分かっているとすれば、これほど嫌な思いをすることはなく、家を出ようとまでは思わなかったように、後になって感じるようになっていたのだった。
そんな息子だったが、仕事をするようになってからは、一時期、約数年であったが、勤務地が、家から通えないところだったので、やむなく、マンション住まいからの仕事に出かけていた。
「仕事を持った、一人暮らしの青年」
ということで、マンション関係で、いろいろ言われることはなかった。
実際に、残業もそれなりにあり、帰宅する時間というと、早くて、午後九時がいいところであった。

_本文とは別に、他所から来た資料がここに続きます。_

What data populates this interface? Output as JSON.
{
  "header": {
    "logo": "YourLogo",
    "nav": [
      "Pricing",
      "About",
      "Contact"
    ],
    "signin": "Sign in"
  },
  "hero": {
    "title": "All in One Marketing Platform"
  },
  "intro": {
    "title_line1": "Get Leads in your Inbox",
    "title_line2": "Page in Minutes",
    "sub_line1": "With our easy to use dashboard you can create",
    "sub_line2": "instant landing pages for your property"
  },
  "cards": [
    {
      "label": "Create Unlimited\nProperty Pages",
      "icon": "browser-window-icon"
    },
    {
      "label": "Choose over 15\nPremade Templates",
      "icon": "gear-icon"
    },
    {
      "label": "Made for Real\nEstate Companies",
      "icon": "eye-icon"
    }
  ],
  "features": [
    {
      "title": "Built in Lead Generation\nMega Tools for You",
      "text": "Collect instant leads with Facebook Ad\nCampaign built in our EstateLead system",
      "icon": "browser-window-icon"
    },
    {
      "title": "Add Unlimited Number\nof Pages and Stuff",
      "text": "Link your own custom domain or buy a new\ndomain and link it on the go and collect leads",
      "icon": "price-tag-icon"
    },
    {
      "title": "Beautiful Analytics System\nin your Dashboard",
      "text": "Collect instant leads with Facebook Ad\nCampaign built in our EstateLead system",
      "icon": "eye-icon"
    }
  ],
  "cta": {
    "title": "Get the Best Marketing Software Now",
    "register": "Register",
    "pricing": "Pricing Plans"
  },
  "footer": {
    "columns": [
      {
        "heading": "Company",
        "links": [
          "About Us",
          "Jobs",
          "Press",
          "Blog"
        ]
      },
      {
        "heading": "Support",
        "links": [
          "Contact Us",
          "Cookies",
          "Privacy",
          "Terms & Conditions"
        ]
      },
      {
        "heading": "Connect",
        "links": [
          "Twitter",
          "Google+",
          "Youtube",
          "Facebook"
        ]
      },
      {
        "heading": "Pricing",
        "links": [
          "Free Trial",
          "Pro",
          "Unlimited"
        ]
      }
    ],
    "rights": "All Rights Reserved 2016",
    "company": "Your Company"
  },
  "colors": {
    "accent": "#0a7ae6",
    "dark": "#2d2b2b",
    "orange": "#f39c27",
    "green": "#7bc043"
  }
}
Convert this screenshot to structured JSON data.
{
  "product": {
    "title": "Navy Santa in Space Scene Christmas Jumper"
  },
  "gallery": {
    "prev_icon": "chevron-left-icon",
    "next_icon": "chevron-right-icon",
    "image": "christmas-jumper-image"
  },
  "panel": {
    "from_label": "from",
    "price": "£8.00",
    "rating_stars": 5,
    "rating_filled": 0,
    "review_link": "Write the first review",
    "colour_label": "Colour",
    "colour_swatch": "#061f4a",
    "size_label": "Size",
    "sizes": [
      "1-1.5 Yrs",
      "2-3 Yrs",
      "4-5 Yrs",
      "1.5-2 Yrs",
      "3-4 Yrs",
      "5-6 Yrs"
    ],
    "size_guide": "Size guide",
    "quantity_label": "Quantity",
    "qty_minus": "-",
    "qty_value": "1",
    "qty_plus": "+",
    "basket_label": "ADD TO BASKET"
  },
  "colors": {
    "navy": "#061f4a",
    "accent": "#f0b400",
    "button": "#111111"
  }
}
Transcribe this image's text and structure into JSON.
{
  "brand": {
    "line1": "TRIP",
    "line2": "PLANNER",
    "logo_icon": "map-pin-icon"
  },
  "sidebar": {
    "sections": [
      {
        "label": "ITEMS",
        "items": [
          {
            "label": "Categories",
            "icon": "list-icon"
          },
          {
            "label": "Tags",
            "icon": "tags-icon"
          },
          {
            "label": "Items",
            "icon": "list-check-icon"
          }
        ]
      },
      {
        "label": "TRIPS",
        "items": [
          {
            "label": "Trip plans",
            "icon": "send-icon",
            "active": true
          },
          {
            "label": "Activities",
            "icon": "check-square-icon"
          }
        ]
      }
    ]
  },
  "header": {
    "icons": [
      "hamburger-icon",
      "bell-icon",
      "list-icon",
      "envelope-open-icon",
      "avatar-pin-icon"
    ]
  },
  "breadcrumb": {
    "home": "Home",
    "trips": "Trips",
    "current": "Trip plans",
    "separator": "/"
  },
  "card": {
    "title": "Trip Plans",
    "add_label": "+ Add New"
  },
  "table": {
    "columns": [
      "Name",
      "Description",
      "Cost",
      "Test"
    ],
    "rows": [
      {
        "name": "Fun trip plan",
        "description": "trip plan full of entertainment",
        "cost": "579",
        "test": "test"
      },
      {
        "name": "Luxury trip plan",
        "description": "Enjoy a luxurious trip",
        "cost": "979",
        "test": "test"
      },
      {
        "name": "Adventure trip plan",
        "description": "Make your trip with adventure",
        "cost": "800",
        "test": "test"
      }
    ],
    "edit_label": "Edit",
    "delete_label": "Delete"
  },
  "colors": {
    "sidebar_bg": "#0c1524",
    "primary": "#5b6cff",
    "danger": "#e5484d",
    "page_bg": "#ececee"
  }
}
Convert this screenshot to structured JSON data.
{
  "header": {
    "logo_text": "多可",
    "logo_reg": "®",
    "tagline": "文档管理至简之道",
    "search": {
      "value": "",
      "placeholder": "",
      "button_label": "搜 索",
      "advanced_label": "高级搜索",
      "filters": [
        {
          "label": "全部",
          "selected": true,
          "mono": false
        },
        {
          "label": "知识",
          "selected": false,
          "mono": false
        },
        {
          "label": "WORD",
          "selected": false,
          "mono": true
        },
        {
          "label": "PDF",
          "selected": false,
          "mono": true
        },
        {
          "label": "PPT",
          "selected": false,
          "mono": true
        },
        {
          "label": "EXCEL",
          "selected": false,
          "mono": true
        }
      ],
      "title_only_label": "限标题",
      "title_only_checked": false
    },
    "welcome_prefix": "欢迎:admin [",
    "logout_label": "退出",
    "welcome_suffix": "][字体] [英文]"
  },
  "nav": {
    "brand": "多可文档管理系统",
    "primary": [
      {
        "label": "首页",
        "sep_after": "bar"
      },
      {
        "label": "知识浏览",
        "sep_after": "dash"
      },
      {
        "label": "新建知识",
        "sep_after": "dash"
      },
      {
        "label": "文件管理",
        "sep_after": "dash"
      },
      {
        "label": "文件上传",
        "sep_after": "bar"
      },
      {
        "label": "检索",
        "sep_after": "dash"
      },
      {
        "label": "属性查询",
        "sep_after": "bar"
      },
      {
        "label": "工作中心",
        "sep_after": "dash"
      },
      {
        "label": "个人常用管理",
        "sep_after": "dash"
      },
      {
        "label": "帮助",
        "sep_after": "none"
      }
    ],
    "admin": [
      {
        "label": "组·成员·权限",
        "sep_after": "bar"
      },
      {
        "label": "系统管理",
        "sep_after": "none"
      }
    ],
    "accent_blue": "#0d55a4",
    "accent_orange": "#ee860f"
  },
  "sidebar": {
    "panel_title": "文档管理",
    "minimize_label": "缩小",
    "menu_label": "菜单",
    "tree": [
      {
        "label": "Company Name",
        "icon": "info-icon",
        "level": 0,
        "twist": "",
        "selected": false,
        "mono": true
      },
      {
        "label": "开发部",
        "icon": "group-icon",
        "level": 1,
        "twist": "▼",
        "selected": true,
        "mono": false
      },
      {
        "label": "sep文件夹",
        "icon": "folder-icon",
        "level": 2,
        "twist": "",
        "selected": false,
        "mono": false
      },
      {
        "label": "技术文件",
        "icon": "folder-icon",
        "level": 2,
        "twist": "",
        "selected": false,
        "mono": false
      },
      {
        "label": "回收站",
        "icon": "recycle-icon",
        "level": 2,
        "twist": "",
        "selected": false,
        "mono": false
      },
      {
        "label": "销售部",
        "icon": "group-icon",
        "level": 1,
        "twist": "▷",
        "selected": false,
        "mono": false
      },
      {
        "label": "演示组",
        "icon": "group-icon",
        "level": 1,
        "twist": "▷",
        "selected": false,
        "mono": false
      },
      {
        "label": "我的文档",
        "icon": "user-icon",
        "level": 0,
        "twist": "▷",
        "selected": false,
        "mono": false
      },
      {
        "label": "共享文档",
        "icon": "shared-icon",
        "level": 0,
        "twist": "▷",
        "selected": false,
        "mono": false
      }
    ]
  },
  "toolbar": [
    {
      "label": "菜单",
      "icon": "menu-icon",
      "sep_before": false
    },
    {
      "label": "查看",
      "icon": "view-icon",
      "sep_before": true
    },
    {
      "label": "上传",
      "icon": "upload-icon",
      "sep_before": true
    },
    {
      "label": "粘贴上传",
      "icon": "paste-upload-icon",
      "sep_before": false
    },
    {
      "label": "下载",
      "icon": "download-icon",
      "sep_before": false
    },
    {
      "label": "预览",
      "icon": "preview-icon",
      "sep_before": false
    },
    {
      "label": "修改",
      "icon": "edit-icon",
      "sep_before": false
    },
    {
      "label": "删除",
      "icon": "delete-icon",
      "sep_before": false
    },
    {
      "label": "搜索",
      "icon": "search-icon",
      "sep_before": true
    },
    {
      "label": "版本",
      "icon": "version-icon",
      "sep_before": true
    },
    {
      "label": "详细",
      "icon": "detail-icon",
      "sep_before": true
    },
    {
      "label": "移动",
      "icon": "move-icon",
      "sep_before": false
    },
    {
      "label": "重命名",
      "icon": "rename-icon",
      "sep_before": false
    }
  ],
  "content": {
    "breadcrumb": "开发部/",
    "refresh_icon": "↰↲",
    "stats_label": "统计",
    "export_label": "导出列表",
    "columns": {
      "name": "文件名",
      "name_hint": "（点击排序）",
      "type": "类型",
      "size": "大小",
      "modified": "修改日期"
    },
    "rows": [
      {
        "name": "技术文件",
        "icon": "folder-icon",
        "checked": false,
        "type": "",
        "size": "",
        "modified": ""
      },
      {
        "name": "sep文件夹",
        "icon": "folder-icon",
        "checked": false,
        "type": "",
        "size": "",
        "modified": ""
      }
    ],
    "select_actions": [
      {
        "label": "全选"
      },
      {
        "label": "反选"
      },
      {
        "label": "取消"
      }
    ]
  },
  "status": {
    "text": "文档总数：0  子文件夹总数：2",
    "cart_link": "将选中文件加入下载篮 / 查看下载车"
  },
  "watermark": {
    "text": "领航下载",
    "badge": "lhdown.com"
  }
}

それだけに、近所も何も言わないし、自分から近所づきあいをする気もないので、学生時代の頃のような、
「露骨な嫌がらせ」
というのはなくなっていた。
仕事を、ちゃんとしていて、ごみの捨て方などの、
「マンション内のルール」
の最低限は守っていたので、何も言われない。
だからこそ、そもそも、マンションで
「風紀委員」
であったり、
「その取り巻き」
のような人がいるかどうかというのは、分からなかった。
会社には、
「数年で、戻してほしい」
ということは言っていた。
大卒で、それなりの成績を残している息子のいうことなので、会社も、
「善処する」
ということで、数年だけの偉業所勤務を終えて、約束通り、
「家から通える範囲内」
という、本部に帰ってくることができた。
しかも、会社側としては、それなりのポストも用意してくれていて、とりあえずは、
「順風満帆」
という状況になっていたのだ。
仕事は順調だったが、それ以外のプライベートでは、これといって、ハッキリすることはなかった。
年齢的には、
「彼女がいてもいいわけだし、そろそろ結婚」
ということも言われてもいいくらいだった。
しかし、結婚ということに関しては、息子はあまり、気分のいいものではなかった。
それは、やはり大学時代に感じた、
「近所づきあいの億劫さ」
が影響しているのだろう。
というのも、
「まわりに気を遣ったり、取り巻きのようなことをしないといけない人たちもいることを考えると、人間づきあいは、深くなればなるほど、嫌になってくる」
というものであった。
というのも、
近所づきあいで、気を遣うということがどういうことなのか。最初に一人暮らしをした時、思い知った。
「自分のプライバシーを大切にする」
という、格好のいいことを言っているが、実際には、そんなことは理屈だけのことで、必要以上に神経を遣わされて、思ったよりも、神経がすり減ってしまうのは、本当に我慢できることではないのであった。
「結婚するということは、家族を持つ」
ということで、
「あの母親と付き合っていけるかどうか」
ということが一番の問題だった。